KEHRBERG: Yeah, I mean, I always like to think back to, you know how digital culture and technology have shaped our connections to ourselves and to big concepts like aging. And I think with digital technology, it's twofold. On the one hand, millennials are the first generation that scholars call digital natives. So I think that we grew up with both the sense of what it meant to see your identity as a representation. So that sort of representation is reality. Like we were constantly thinking of ourselves as represented in some other form and then increasingly visually.
So like what is the importance of your visual identity? And so I think in that sense, projecting youth and focus, I think, I mean, I know it sounds basic but I think it made us focus more on our appearance. I mean, we grew up and started to age in this culture where yeah, you are constantly showing yourself off as like, yeah, I still look cute. Here's my selfie, ... here's me unfiltered, here's me, oh, this is probably a filter. And then so like, I think that we were taught pretty early on to represent ourselves visually in a culture that valued youth. And I think when you think about the world we live in now, I mean, American culture, you know, like Leonardo DiCaprio, values youth.
But I think that when you look at a society where technological change is so rapid, right? That is a society that just doesn't value the wisdom of elders as much. It values youth because youth can keep up with the technology. And I think that that then feeds into our desire to just heighten that sense of we don't want to age, we don't see that this is a culture that's going to value aging. So yeah, you want to be part of it as much as possible. And so yeah.
GILGER: Gotta keep dying our hair. OK. So last question for you then, Amanda, is like, what do you think this might mean for the next generation? Like for Gen Z, right? Which is in every headline now, like are we setting a new normal? Do you think they will set another kind of new life timeline?

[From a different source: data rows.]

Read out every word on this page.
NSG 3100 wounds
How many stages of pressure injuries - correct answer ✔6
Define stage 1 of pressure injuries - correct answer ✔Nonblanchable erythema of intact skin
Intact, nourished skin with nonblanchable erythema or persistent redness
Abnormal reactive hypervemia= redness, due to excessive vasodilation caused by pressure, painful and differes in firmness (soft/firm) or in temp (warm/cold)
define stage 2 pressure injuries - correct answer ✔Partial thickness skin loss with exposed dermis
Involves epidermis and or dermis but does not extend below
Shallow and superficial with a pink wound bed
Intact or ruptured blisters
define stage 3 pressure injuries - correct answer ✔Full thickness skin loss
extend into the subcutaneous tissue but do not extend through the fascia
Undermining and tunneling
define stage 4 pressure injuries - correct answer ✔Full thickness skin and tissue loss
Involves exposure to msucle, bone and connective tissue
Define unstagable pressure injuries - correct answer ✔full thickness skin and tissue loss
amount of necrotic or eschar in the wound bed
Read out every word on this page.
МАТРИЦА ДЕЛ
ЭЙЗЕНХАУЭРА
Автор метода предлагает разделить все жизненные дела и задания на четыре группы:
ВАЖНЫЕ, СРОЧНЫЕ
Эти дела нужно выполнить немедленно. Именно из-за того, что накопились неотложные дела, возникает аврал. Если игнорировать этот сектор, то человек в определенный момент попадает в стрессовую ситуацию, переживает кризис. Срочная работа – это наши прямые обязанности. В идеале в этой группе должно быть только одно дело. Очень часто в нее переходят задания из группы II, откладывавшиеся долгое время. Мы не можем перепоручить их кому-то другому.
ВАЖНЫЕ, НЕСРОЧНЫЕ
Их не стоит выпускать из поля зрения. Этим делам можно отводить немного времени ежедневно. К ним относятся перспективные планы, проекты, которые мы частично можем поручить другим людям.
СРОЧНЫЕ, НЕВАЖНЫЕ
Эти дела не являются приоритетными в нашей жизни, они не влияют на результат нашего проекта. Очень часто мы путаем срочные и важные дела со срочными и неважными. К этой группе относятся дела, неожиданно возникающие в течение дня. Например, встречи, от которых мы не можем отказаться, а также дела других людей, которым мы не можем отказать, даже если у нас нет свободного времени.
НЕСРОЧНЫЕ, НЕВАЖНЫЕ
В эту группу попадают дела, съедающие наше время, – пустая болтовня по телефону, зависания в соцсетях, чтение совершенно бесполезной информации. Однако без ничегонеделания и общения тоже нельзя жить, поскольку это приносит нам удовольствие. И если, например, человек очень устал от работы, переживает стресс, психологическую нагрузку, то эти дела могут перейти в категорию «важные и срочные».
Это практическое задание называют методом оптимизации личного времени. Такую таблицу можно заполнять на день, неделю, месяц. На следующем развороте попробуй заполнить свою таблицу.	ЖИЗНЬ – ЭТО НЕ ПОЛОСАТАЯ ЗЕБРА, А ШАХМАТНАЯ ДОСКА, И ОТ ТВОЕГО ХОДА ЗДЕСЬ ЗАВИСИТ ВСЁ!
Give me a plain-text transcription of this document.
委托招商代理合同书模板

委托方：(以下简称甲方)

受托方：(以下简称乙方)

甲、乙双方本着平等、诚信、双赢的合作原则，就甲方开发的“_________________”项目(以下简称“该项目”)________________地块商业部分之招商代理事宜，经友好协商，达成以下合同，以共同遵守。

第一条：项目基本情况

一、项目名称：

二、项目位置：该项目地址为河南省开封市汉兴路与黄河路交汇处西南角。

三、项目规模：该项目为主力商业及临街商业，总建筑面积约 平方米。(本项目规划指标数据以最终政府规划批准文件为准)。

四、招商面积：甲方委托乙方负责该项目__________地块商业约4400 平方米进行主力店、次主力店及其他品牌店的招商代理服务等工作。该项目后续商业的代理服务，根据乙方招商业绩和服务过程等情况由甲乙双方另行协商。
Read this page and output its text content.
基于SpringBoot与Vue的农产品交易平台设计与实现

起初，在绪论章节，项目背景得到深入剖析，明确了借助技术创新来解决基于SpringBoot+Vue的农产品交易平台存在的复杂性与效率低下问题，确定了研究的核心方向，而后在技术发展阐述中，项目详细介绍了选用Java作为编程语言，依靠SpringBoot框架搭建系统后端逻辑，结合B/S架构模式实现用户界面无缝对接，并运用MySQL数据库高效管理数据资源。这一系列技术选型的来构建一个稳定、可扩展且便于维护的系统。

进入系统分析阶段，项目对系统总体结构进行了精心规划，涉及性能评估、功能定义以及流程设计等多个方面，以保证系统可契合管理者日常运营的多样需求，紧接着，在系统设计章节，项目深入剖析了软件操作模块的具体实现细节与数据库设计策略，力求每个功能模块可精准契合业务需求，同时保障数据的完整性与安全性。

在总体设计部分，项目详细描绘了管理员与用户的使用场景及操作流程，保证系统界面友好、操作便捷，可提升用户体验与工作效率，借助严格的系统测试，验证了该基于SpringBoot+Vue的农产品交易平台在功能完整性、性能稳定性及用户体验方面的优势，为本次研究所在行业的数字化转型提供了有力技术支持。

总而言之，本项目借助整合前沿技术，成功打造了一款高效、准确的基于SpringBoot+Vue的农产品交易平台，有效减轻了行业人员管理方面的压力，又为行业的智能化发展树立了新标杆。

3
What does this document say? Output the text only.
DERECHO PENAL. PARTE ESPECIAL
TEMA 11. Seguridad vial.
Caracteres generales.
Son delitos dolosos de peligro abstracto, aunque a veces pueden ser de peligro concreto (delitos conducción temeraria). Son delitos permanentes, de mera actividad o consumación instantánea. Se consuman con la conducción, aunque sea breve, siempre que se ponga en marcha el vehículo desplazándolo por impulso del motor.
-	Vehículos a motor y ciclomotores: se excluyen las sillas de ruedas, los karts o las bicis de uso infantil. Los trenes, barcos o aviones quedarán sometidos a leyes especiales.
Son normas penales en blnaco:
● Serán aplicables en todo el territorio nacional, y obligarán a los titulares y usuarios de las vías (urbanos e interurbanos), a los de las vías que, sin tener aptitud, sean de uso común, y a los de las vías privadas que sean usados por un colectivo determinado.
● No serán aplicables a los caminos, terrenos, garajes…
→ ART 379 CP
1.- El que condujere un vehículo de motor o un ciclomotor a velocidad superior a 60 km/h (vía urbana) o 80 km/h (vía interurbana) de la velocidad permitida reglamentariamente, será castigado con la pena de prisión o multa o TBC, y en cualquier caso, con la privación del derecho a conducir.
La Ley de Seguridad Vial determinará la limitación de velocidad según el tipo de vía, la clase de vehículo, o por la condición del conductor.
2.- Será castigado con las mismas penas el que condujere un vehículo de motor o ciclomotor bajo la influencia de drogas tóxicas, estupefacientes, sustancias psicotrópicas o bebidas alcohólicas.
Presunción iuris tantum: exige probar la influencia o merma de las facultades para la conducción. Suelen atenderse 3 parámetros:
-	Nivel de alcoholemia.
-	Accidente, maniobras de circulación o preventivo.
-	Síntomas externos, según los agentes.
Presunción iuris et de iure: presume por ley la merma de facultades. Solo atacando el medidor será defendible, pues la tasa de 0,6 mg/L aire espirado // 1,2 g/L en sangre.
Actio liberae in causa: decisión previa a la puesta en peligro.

KEHRBERG: So funny, I would say probably yes, but it's interesting when you look at like the, the articles on their economic situation that are coming out right now. Like the Economist just did a big thing about how Gen Z wealth production and income is outpacing both boomers and millennials at their age. Like when we were there, it's not to say again, they're not dealing with problems. I mean, I'm sure any Gen Z person would be like, what are you talking about? I don't see it, not for me, but they have grown up up in such a different world in terms of how you see careers and your sort of independence, your sense of your own market value and your own value, I think as a person, honestly, when you talk to Gen Z people, you're just like, wow, you all are really healthy. But, so I think it will be really interesting to see what that looks like and what their economic situation looks like as they age, as they change careers, even more than we did, as they change jobs even more than we did. And what those kinds of markers will be because there's still like as a generation right now, kind of reflecting the millennial reticence against children being as important as they have been. So, yeah, I think that's going to be really interesting to see. I don't know what it will look like, but I will say they got to start a lot younger with a lot of the advantages of the health and beauty industry. So I think they're going to be OK.